Il y a tout juste cinq ans, le 30 juin 2017, Simone Veil nous quittait, laissant derrière elle un héritage et une loi qui ont changé le destin des femmes françaises. Dans les pages de notre journal, Leïla Slimani écrivait quelques jours plus tard un hommage puissant à l’avocate devenue ministre, avant de lancer un cri d’alerte : « Son exemple doit aussi nous obliger et nous interdire de fermer les yeux. “ La barbarie ne meurt jamais”, disait-elle. Elle est toujours tapie là, quelque part, et il faut, malgré la peur, malgré nos lâchetés, croire qu’il n’est pas insensé de se battre. »

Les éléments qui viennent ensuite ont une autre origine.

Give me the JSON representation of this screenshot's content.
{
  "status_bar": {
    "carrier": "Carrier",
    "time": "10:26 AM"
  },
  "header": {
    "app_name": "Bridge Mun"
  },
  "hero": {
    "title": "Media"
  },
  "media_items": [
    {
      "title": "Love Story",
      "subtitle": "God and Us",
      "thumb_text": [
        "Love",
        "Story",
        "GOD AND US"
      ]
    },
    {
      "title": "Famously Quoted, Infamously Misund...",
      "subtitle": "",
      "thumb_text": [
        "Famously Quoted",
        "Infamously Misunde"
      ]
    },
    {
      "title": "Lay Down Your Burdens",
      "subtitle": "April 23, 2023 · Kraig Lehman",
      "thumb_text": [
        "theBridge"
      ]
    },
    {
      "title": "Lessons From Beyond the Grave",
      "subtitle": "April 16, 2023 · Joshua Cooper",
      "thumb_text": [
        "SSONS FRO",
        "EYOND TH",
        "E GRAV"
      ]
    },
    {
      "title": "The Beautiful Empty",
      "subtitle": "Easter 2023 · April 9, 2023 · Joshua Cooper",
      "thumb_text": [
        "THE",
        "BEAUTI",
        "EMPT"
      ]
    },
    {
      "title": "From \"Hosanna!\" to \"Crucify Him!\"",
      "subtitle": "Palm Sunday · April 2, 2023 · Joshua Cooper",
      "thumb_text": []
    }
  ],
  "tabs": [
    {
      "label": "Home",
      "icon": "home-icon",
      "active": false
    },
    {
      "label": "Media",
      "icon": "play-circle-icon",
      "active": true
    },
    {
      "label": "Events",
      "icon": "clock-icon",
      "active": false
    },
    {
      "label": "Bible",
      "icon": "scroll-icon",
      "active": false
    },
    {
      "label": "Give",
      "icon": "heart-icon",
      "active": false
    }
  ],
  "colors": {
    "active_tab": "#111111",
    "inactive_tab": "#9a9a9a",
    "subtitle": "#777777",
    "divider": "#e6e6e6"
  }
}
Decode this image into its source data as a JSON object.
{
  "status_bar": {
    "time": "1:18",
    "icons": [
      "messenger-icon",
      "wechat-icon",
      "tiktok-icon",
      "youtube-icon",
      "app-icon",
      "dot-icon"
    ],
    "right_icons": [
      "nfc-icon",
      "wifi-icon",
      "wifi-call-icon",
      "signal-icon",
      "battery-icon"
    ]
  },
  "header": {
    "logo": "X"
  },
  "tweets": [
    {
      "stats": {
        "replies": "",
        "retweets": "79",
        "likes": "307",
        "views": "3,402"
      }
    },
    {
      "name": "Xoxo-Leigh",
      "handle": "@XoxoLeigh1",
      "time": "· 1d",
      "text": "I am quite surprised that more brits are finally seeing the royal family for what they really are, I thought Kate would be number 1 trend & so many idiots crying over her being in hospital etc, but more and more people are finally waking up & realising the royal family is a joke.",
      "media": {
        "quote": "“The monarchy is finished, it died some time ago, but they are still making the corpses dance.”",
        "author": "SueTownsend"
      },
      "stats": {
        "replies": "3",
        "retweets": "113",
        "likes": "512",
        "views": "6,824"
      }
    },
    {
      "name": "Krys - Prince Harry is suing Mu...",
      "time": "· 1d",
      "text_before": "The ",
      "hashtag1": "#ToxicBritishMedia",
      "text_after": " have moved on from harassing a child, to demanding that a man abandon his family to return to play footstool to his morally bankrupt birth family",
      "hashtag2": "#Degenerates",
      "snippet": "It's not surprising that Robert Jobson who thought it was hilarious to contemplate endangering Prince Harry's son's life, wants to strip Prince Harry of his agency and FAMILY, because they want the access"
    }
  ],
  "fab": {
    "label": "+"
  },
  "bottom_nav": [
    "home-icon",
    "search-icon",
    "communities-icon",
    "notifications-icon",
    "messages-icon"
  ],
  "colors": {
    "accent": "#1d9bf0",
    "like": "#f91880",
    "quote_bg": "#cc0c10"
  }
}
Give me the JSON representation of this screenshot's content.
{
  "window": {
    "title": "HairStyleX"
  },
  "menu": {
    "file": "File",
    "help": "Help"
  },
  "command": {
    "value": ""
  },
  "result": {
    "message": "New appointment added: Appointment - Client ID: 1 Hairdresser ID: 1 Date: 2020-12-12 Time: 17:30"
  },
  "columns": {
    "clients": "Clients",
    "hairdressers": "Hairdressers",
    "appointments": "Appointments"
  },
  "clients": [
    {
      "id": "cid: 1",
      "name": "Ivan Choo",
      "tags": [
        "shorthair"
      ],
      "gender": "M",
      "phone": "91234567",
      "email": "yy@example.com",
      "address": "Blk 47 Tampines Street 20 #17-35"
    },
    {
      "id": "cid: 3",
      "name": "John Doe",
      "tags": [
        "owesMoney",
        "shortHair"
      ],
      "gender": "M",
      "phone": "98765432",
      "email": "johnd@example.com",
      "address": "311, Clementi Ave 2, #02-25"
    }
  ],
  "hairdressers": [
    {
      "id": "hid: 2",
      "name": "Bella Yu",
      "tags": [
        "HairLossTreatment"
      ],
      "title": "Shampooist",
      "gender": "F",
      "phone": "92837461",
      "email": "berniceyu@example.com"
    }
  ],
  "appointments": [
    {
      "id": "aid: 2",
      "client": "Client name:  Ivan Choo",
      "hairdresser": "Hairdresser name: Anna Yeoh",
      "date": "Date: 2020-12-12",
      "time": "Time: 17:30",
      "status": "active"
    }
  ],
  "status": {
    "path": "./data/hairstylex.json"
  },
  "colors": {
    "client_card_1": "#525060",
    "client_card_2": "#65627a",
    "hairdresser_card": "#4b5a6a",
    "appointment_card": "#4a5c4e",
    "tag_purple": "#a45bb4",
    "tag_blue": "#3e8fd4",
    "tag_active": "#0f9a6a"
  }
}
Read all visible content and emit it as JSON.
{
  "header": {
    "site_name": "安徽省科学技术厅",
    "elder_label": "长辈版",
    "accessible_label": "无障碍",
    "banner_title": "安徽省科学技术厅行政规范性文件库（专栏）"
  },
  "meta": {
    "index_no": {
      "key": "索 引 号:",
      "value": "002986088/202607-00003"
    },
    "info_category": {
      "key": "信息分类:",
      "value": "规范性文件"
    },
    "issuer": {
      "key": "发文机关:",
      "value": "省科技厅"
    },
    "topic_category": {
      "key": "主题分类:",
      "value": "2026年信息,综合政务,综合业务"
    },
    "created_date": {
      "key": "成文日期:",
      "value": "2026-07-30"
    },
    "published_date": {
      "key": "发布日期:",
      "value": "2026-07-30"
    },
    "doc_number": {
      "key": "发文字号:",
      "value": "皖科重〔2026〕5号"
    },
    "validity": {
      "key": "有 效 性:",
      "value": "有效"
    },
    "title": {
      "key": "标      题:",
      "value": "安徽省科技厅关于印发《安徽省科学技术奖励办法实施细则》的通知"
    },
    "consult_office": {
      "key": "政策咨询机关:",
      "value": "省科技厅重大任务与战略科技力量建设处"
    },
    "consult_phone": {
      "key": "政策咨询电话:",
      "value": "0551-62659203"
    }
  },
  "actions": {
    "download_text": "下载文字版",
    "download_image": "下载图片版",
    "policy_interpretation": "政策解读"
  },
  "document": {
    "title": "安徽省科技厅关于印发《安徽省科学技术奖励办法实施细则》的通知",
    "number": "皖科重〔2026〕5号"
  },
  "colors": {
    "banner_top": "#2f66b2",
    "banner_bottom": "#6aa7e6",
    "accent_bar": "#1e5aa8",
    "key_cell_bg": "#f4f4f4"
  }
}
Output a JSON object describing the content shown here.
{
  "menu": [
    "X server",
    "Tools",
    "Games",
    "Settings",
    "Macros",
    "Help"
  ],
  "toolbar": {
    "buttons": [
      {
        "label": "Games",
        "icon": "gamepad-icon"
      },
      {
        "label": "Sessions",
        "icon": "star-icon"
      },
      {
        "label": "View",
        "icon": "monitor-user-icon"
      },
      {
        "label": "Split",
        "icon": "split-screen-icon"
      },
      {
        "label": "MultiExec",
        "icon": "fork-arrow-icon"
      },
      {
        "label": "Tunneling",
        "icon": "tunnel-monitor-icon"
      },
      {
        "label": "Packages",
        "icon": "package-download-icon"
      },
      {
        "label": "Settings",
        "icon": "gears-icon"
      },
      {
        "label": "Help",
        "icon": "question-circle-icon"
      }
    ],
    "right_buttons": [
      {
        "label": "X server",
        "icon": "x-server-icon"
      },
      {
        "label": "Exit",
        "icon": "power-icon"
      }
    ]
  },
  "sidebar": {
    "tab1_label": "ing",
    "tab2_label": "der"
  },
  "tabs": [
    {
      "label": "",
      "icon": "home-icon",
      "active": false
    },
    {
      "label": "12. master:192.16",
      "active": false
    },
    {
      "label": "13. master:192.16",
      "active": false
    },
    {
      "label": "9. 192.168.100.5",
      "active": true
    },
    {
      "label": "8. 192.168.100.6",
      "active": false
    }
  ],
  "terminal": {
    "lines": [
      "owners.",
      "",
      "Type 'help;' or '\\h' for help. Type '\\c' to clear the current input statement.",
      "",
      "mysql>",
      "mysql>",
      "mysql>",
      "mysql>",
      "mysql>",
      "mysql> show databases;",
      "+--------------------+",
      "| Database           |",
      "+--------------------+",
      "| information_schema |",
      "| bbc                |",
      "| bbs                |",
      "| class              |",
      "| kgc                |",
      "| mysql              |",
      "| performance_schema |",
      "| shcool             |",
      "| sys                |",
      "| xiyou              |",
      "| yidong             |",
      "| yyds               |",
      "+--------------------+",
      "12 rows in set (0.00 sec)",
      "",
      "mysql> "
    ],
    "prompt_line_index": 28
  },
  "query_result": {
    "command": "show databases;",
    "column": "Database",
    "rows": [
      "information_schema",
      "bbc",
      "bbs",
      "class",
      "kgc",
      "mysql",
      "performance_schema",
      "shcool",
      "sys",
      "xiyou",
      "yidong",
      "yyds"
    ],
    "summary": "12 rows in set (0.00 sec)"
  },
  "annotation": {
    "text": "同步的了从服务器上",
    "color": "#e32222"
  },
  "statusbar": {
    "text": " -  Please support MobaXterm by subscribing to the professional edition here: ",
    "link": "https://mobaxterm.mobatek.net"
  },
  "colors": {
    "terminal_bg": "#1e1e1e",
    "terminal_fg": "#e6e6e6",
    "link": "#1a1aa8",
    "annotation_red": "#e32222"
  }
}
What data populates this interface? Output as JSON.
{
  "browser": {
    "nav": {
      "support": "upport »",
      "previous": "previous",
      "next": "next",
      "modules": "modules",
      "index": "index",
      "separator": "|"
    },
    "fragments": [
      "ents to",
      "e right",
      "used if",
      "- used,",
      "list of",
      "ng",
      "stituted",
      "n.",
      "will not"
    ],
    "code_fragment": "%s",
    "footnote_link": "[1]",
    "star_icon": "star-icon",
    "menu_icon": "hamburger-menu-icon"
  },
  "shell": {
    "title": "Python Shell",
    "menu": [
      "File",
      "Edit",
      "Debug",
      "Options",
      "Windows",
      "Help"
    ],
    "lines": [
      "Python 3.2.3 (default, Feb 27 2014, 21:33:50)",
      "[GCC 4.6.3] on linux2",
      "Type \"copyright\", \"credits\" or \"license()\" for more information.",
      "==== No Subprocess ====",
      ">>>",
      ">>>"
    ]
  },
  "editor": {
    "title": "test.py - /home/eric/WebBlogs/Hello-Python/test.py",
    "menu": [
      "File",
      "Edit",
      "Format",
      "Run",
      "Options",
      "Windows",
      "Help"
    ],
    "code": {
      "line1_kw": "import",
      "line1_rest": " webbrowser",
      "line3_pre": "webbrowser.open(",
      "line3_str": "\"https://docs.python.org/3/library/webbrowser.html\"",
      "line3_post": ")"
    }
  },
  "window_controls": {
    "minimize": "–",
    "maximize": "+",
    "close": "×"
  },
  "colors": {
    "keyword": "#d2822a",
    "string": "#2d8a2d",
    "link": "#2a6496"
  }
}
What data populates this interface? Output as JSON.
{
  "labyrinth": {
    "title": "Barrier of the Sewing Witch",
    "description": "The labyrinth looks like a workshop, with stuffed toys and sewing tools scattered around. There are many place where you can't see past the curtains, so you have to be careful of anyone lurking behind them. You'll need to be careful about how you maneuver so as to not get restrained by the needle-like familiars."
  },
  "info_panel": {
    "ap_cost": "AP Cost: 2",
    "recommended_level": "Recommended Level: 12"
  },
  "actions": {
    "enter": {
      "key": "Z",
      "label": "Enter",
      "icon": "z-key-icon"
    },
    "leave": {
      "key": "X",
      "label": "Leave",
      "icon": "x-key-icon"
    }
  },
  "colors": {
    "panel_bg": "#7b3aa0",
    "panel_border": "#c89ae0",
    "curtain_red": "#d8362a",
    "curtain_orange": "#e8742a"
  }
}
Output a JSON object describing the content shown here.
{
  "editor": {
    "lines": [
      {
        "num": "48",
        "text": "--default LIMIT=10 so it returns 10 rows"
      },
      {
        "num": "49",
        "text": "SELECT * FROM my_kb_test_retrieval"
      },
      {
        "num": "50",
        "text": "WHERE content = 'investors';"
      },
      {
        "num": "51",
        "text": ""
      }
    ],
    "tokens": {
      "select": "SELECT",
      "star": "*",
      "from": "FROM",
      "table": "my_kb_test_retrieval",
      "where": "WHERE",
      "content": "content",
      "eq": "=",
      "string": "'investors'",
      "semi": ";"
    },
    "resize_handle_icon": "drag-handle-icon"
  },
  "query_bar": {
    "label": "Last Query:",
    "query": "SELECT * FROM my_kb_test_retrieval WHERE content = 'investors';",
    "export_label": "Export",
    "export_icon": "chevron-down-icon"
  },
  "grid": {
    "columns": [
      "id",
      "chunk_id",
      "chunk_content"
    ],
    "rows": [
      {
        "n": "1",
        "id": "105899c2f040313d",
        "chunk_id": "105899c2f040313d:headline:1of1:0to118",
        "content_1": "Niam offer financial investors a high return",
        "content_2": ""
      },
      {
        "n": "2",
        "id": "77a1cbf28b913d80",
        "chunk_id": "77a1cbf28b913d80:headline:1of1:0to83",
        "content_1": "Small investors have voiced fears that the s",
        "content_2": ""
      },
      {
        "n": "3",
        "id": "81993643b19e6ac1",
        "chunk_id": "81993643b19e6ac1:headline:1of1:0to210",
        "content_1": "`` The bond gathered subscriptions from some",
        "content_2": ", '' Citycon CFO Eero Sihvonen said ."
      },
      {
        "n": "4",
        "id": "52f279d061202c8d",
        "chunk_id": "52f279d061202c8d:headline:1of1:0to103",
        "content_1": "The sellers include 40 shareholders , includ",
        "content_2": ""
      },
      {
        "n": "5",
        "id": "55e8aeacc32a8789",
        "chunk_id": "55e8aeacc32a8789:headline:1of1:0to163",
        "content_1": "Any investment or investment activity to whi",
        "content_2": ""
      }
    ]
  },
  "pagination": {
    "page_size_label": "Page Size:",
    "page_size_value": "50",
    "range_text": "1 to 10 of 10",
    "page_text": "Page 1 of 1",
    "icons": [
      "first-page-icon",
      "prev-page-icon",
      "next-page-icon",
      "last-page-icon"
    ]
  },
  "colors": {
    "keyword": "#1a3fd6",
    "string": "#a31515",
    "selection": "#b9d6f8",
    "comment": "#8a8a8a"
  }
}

Ce combat a justement pris une autre tournure, le 24 juin dernier, quand la Cour suprême américaine, majoritairement conservatrice, a révoqué le droit à l’avortement, chaque État pouvant désormais légiférer sur le sujet. Dans une quinzaine d’entre eux, des lois ont été automatiquement promulguées, menaçant femmes et médecins de plusieurs années de prison. C’est un véritable coup de tonnerre, en même temps qu’un incroyable retour en arrière de près d’un demi-siècle, laissant aux jeunes Américaines moins de droits que n’en avaient leurs grands-mères, sinon celui bien peu enviable d’avorter chez soi, sans aucune sécurité sanitaire, avec des comprimés envoyés par la poste.

Chaque année, plus de 30 000 femmes dans le monde meurent après un avortement clandestin

On peut, bien sûr, voir dans ce revirement de la Cour suprême le triomphe d’un mouvement évangélique profond qui, patiemment, a tissé sa toile depuis plusieurs décennies pour imposer sa vision religieuse – le reportage de Manon Paulic dans le Missouri, auprès de femmes tellement opposées à l’avortement qu’elles en viennent à « adopter » des embryons, est particulièrement éloquent de ce point de vue. Mais cette décision n’est pas seulement dramatique pour les femmes du Midwest. Elle envoie également un signal désastreux à tous les adversaires des droits des femmes sur le globe. Malgré de lents progrès, l’avortement reste aujourd’hui proscrit dans l’immense majorité des pays d’Afrique et du Moyen-Orient, ainsi que dans une grande partie de l’Amérique latine et de l’Asie du Sud-Est. Que la première des démocraties revienne sur ce droit fondamental – avant d’autres, qui sait ? – marque un coup d’arrêt brutal sur le chemin de l’égalité, en même temps qu’une menace pour la santé. Chaque année, plus de 30 000 femmes dans le monde meurent après un avortement clandestin, quand d’autres en restent blessées ou handicapées à vie. Depuis le 24 juin, elles sont des dizaines de millions de plus à être en potentiel danger.